Le texte issu des travaux de l’Assemblée nationale prévoyait que, à l’instar des présidents de Radio France et de France Télévisions, le président de la HADOPI était nommé par décret, autant dire, dans le contexte actuel, par l’Élysée. La commission mixte paritaire est revenue sur cette disposition, puisqu’il sera élu par les membres du collège, une disposition très sage pour notre démocratie.

Nous regrettons tous que ce texte ne réponde pas de manière satisfaisante à la question fondamentale de la rémunération de la création à l’ère numérique.
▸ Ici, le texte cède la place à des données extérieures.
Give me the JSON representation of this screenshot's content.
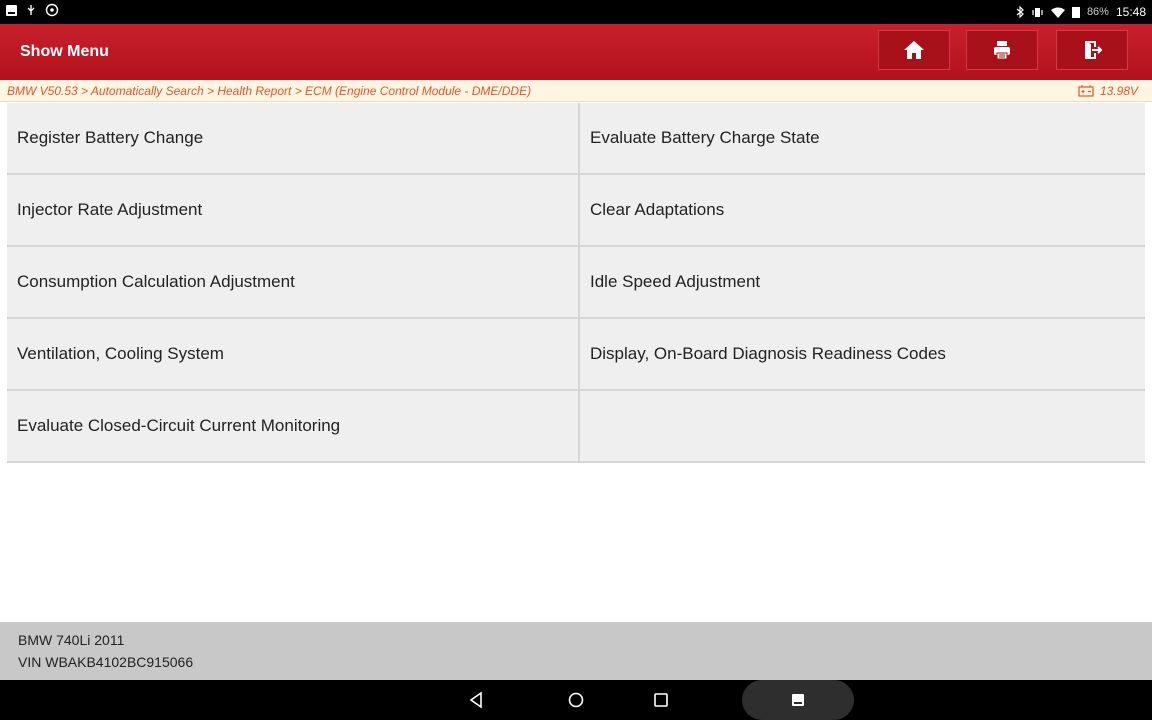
{
  "status_bar": {
    "battery": "86%",
    "time": "15:48"
  },
  "header": {
    "title": "Show Menu",
    "icons": [
      "home-icon",
      "print-icon",
      "exit-icon"
    ]
  },
  "breadcrumb": {
    "path": "BMW V50.53 > Automatically Search > Health Report > ECM (Engine Control Module - DME/DDE)",
    "voltage": "13.98V"
  },
  "menu": {
    "items": [
      "Register Battery Change",
      "Evaluate Battery Charge State",
      "Injector Rate Adjustment",
      "Clear Adaptations",
      "Consumption Calculation Adjustment",
      "Idle Speed Adjustment",
      "Ventilation, Cooling System",
      "Display, On-Board Diagnosis Readiness Codes",
      "Evaluate Closed-Circuit Current Monitoring"
    ]
  },
  "vehicle": {
    "model": "BMW 740Li 2011",
    "vin": "VIN WBAKB4102BC915066"
  },
  "colors": {
    "header_red": "#c8202c",
    "breadcrumb_text": "#e8542e",
    "breadcrumb_bg": "#fdf6e2"
  }
}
Un modèle reste à inventer et la révolution numérique appelle une vigilance particulière pour assurer la préservation et le développement du cinéma, de l’édition et de la musique enregistrée.

Dans le contexte actuel de l’érosion des recettes publicitaires sur tous les supports d’information et de communication, il ne nous semble pas suffisant d’encourager un modèle économique consistant à asseoir une partie de la rémunération des auteurs sur le partage de recettes publicitaires de plus en plus incertaines.
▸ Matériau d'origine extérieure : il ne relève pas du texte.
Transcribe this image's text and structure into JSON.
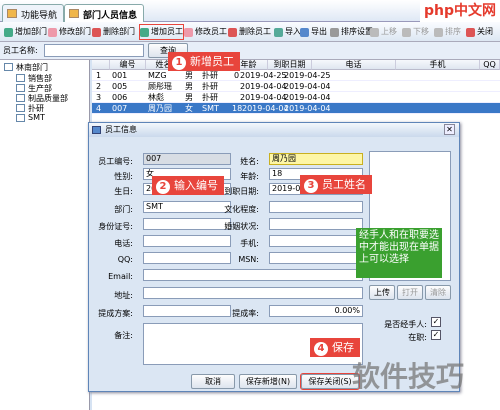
{
  "tabs": [
    {
      "label": "功能导航"
    },
    {
      "label": "部门人员信息"
    }
  ],
  "toolbar": {
    "items": [
      "增加部门",
      "修改部门",
      "删除部门",
      "增加员工",
      "修改员工",
      "删除员工",
      "导入",
      "导出",
      "排序设置",
      "上移",
      "下移",
      "排序",
      "关闭"
    ]
  },
  "search": {
    "label": "员工名称:",
    "button": "查询"
  },
  "tree": {
    "root": "林南部门",
    "children": [
      "销售部",
      "生产部",
      "制品质量部",
      "扑研",
      "SMT"
    ]
  },
  "grid": {
    "headers": [
      "编号",
      "姓名",
      "性别",
      "年龄",
      "生日",
      "到职日期",
      "电话",
      "手机",
      "QQ"
    ],
    "rows": [
      {
        "n": "1",
        "id": "001",
        "name": "MZG",
        "sex": "男",
        "dept": "扑研",
        "age": "0",
        "birth": "2019-04-25",
        "join": "2019-04-25"
      },
      {
        "n": "2",
        "id": "005",
        "name": "顾彤瑶",
        "sex": "男",
        "dept": "扑研",
        "age": "",
        "birth": "2019-04-04",
        "join": "2019-04-04"
      },
      {
        "n": "3",
        "id": "006",
        "name": "林彪",
        "sex": "男",
        "dept": "扑研",
        "age": "",
        "birth": "2019-04-04",
        "join": "2019-04-04"
      },
      {
        "n": "4",
        "id": "007",
        "name": "周乃园",
        "sex": "女",
        "dept": "SMT",
        "age": "18",
        "birth": "2019-04-04",
        "join": "2019-04-04"
      }
    ]
  },
  "dialog": {
    "title": "员工信息",
    "emp_no_label": "员工编号:",
    "emp_no": "007",
    "name_label": "姓名:",
    "name": "周乃园",
    "sex_label": "性别:",
    "sex": "女",
    "age_label": "年龄:",
    "age": "18",
    "birth_label": "生日:",
    "birth": "2019-04-04",
    "join_label": "到职日期:",
    "join": "2019-04-04",
    "dept_label": "部门:",
    "dept": "SMT",
    "edu_label": "文化程度:",
    "id_label": "身份证号:",
    "marital_label": "婚姻状况:",
    "phone_label": "电话:",
    "mobile_label": "手机:",
    "qq_label": "QQ:",
    "msn_label": "MSN:",
    "email_label": "Email:",
    "addr_label": "地址:",
    "commission_label": "提成方案:",
    "commission_rate_label": "提成率:",
    "commission_rate": "0.00%",
    "note_label": "备注:",
    "upload_btn": "上传",
    "open_btn": "打开",
    "clear_btn": "清除",
    "is_handler_label": "是否经手人:",
    "status_label": "在职:",
    "btn_close": "取消",
    "btn_save_new": "保存新增(N)",
    "btn_save_close": "保存关闭(S)"
  },
  "callouts": {
    "c1": {
      "num": "1",
      "text": "新增员工"
    },
    "c2": {
      "num": "2",
      "text": "输入编号"
    },
    "c3": {
      "num": "3",
      "text": "员工姓名"
    },
    "c4": {
      "num": "4",
      "text": "保存"
    },
    "note": "经手人和在职要选中才能出现在单据上可以选择"
  },
  "watermark": {
    "text": "软件技巧",
    "logo": "php中文网"
  },
  "colors": {
    "accent": "#e8453c",
    "note": "#3aa02f",
    "selected": "#3a78c7"
  }
}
Simultanément, il nous faudra revisiter le thème de la démocratisation culturelle, en prenant en compte les nouvelles pratiques artistiques et sociales qui se déploient sur le Net.

Pour notre part, nous serons toujours disponibles pour participer à la recherche d’une solution économique permettant le respect du droit d’auteur, tout en favorisant la diffusion culturelle pour le plus grand nombre, en rassemblant les internautes et les artistes, et non en les opposant.

Pour les raisons que j’ai évoquées, nous restons sceptiques sur l’efficacité de ce texte et sa propension à réduire significativement le piratage des œuvres.

Afin de manifester notre soutien indéfectible aux auteurs dont les œuvres sont piratées, nous avions accepté de soutenir votre projet de loi lors de son examen en première lecture par le Sénat. Cependant, vous n’avez que trop tardé, madame la ministre, pour faire adopter ce texte.

Permettez-moi d’ajouter que l’amendement de M. Christian Kert prévoyant que la collaboration des journalistes dans une entreprise de presse est désormais multi-support est tout à fait inacceptable tant sur le fond, sans l’accord des journalistes, que sur la forme, car il est, à nos yeux, un cavalier. Un débat sur la presse au sein de notre assemblée nous paraît indispensable.

Pour toutes ces raisons, le groupe socialiste du Sénat s’abstiendra sur ce texte.